Although some have suggested CCAR is becoming a “non-event,” FedFin advises that the next round will in fact be considerably more stringent from both a qualitative and quantitative perspective.  In particular, we expect greater direct linkage between solvency and liquidity, building not only on one recent OFR recommendation gaining considerable traction with global regulators, but also on the FRB’s sweeping new liquidity reports for the largest U.S. banks.  We also expect the FRB to use its qualitative standards to take a still firmer stand on intra-group and correlated risks and to build in the G-SIB surcharge and TLAC standards even though these will become binding only over time. 

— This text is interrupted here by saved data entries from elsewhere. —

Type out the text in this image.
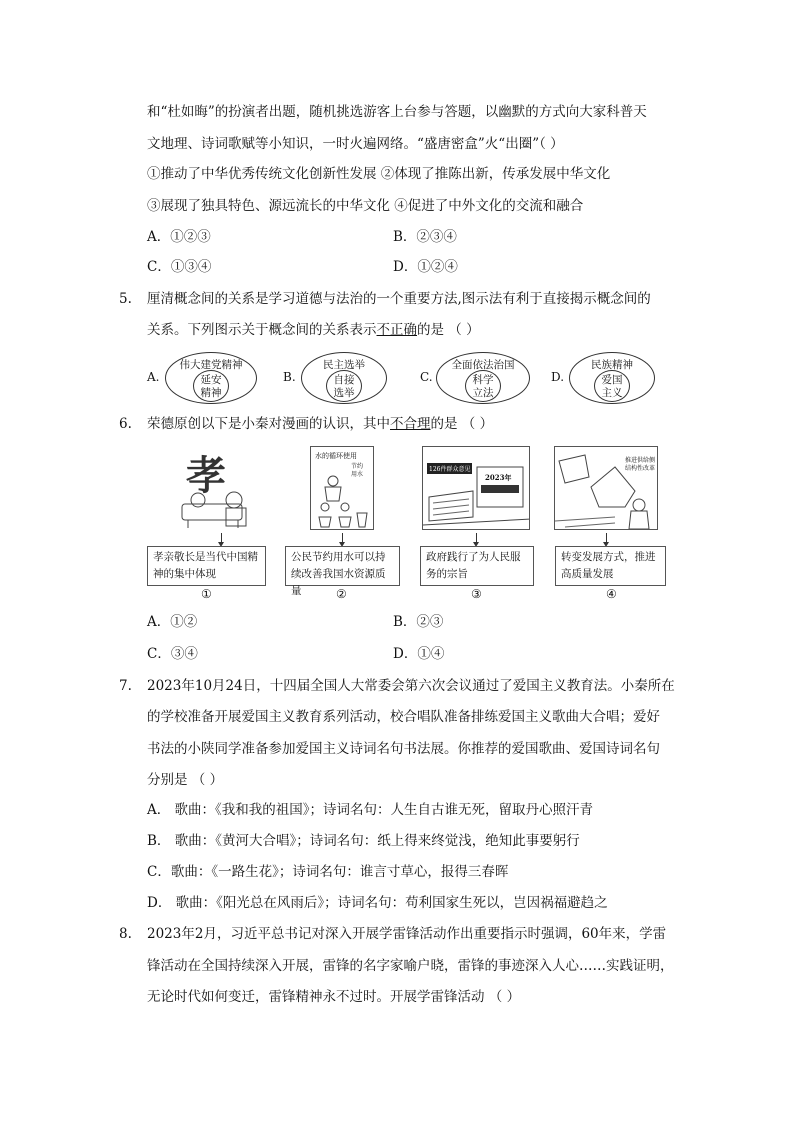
和“杜如晦”的扮演者出题，随机挑选游客上台参与答题，以幽默的方式向大家科普天
文地理、诗词歌赋等小知识，一时火遍网络。“盛唐密盒”火“出圈”（ ）
①推动了中华优秀传统文化创新性发展 ②体现了推陈出新，传承发展中华文化
③展现了独具特色、源远流长的中华文化 ④促进了中外文化的交流和融合
A．①②③	B．②③④
C．①③④	D．①②④
5. 厘清概念间的关系是学习道德与法治的一个重要方法,图示法有利于直接揭示概念间的
关系。下列图示关于概念间的关系表示不正确的是 （ ）
A.
伟大建党精神
延安
精神
B.
民主选举
自接
选举
C.
全面依法治国
科学
立法
D.
民族精神
爱国
主义
6. 荣德原创以下是小秦对漫画的认识，其中不合理的是 （ ）
孝
孝亲敬长是当代中国精神的集中体现
①
水的循环使用
节约用水
公民节约用水可以持续改善我国水资源质量	②
126件群众意见
2023年
政府践行了为人民服务的宗旨
③
推进供给侧结构性改革
转变发展方式，推进高质量发展
④
A．①②	B．②③
C．③④	D．①④
7. 2023年10月24日，十四届全国人大常委会第六次会议通过了爱国主义教育法。小秦所在
的学校准备开展爱国主义教育系列活动，校合唱队准备排练爱国主义歌曲大合唱；爱好
书法的小陕同学准备参加爱国主义诗词名句书法展。你推荐的爱国歌曲、爱国诗词名句
分别是 （ ）
A． 歌曲：《我和我的祖国》；诗词名句：人生自古谁无死，留取丹心照汗青
B． 歌曲：《黄河大合唱》；诗词名句：纸上得来终觉浅，绝知此事要躬行
C．歌曲：《一路生花》；诗词名句：谁言寸草心，报得三春晖
D． 歌曲：《阳光总在风雨后》；诗词名句：苟利国家生死以，岂因祸福避趋之
8. 2023年2月，习近平总书记对深入开展学雷锋活动作出重要指示时强调，60年来，学雷
锋活动在全国持续深入开展，雷锋的名字家喻户晓，雷锋的事迹深入人心……实践证明，
无论时代如何变迁，雷锋精神永不过时。开展学雷锋活动 （ ）
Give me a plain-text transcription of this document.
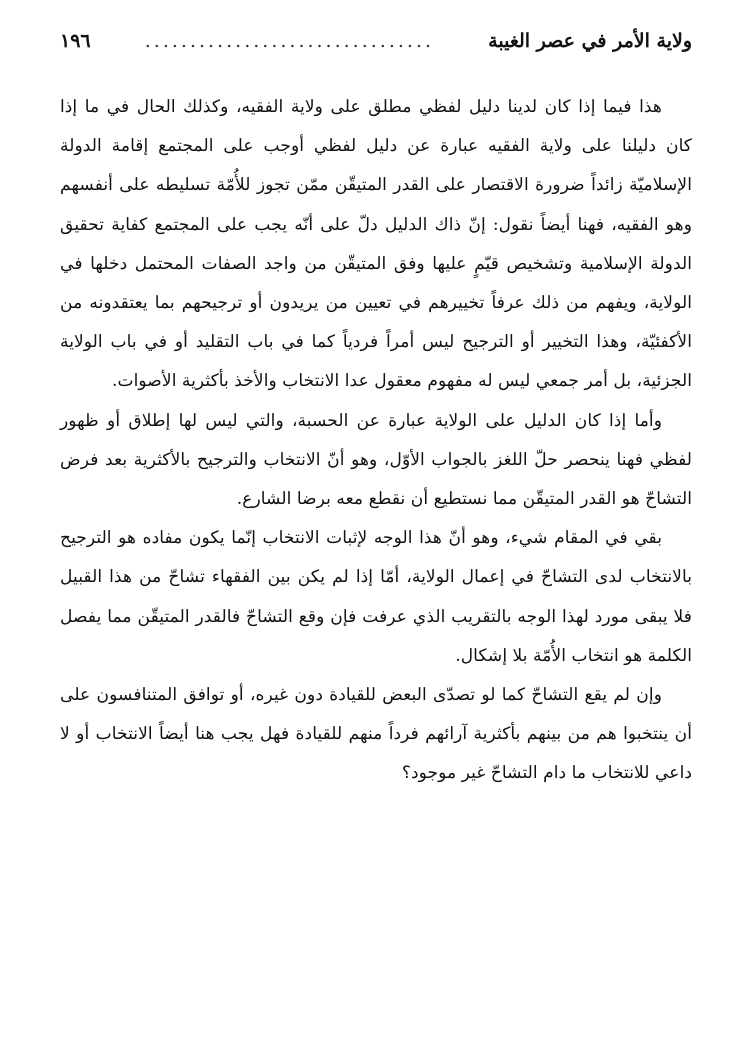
ولاية الأمر في عصر الغيبة
................................
١٩٦

هذا فيما إذا كان لدينا دليل لفظي مطلق على ولاية الفقيه، وكذلك الحال في ما إذا كان دليلنا على ولاية الفقيه عبارة عن دليل لفظي أوجب على المجتمع إقامة الدولة الإسلاميّة زائداً ضرورة الاقتصار على القدر المتيقّن ممّن تجوز للأُمّة تسليطه على أنفسهم وهو الفقيه، فهنا أيضاً نقول: إنّ ذاك الدليل دلّ على أنّه يجب على المجتمع كفاية تحقيق الدولة الإسلامية وتشخيص قيّمٍ عليها وفق المتيقّن من واجد الصفات المحتمل دخلها في الولاية، ويفهم من ذلك عرفاً تخييرهم في تعيين من يريدون أو ترجيحهم بما يعتقدونه من الأكفئيّة، وهذا التخيير أو الترجيح ليس أمراً فردياً كما في باب التقليد أو في باب الولاية الجزئية، بل أمر جمعي ليس له مفهوم معقول عدا الانتخاب والأخذ بأكثرية الأصوات.

وأما إذا كان الدليل على الولاية عبارة عن الحسبة، والتي ليس لها إطلاق أو ظهور لفظي فهنا ينحصر حلّ اللغز بالجواب الأوّل، وهو أنّ الانتخاب والترجيح بالأكثرية بعد فرض التشاحّ هو القدر المتيقّن مما نستطيع أن نقطع معه برضا الشارع.

بقي في المقام شيء، وهو أنّ هذا الوجه لإثبات الانتخاب إنّما يكون مفاده هو الترجيح بالانتخاب لدى التشاحّ في إعمال الولاية، أمّا إذا لم يكن بين الفقهاء تشاحّ من هذا القبيل فلا يبقى مورد لهذا الوجه بالتقريب الذي عرفت فإن وقع التشاحّ فالقدر المتيقّن مما يفصل الكلمة هو انتخاب الأُمّة بلا إشكال.

وإن لم يقع التشاحّ كما لو تصدّى البعض للقيادة دون غيره، أو توافق المتنافسون على أن ينتخبوا هم من بينهم بأكثرية آرائهم فرداً منهم للقيادة فهل يجب هنا أيضاً الانتخاب أو لا داعي للانتخاب ما دام التشاحّ غير موجود؟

Given that CCAR’s qualitative results are the binding capital constraints for the largest banks doing business here, these changes raise significant strategic challenges, especially for Foreign Banking Organizations contemplating U.S. M&A or any other expansion that raises their CCAR profile.  CCAR has to date had only limited impact on non-bank broker-dealers and insurance companies subject to FRB regulation, but we expect 2015 also to be a year in which they are increasingly brought under CCAR in concert with clearer regulatory-capital standards. Given the critical importance of capital distributions, this year’s CCAR results are thus very much an event not only for the banks subject to it, but also those soon to be subject to the heightened stress-test framework.